I never got around to watching the movie about a letter a girl wrote to older self, as much as I was in love with the sentiment. And the Radiohead song, "A Reminder," about not getting old, and remembering "the night where we kissed and I really meant it," while it brings a tear to my eye, didn't motivate me when my ex-girlfriend played it for me and told me how much I'd changed. I had changed, and I was glad of it. I love the sentiment, the "now is the best time of our lives" feeling. But I can't get behind it. I'm not afraid of the future, I'm excited. I am afraid of my past.
Tonight I almost wrote a letter to my past self, warning me to avoid all of those pitfalls--the lost love, the ruined plans. I want to tell myself to be more adventurous, more confident, more determined. I want to give myself a cheat sheet for life.

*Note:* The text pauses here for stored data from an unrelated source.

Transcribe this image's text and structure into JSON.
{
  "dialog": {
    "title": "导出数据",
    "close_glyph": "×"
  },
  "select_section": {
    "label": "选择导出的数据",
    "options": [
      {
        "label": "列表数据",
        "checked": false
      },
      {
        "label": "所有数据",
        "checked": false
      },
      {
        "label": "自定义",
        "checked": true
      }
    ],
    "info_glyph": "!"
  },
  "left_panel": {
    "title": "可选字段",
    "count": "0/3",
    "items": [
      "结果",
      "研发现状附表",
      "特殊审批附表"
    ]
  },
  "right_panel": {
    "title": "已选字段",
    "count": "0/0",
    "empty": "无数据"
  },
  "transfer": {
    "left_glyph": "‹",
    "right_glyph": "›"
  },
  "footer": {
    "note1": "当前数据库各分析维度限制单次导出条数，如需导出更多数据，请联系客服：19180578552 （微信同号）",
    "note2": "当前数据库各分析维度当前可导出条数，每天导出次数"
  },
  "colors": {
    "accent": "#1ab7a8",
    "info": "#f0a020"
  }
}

I sat down to start writing and thought about all of the mistakes. The stupid way I handled my relationships, how certain I was that my plans were my future. All the lost sleep, the arguments, the fear, the depression, how all of that culminated in my impulsive decision to go the opposite way I'd planned, and how from there everything looked so much brighter and clearer. "Mistakes," a writer once penned, "aren't always regrets." I could tell my past self that I shouldn't be afraid of mistakes, because it always ends up okay, but I've learned that now. I'm okay.
Perhaps I'll still write a letter to my future self. Maybe I'll even remember it.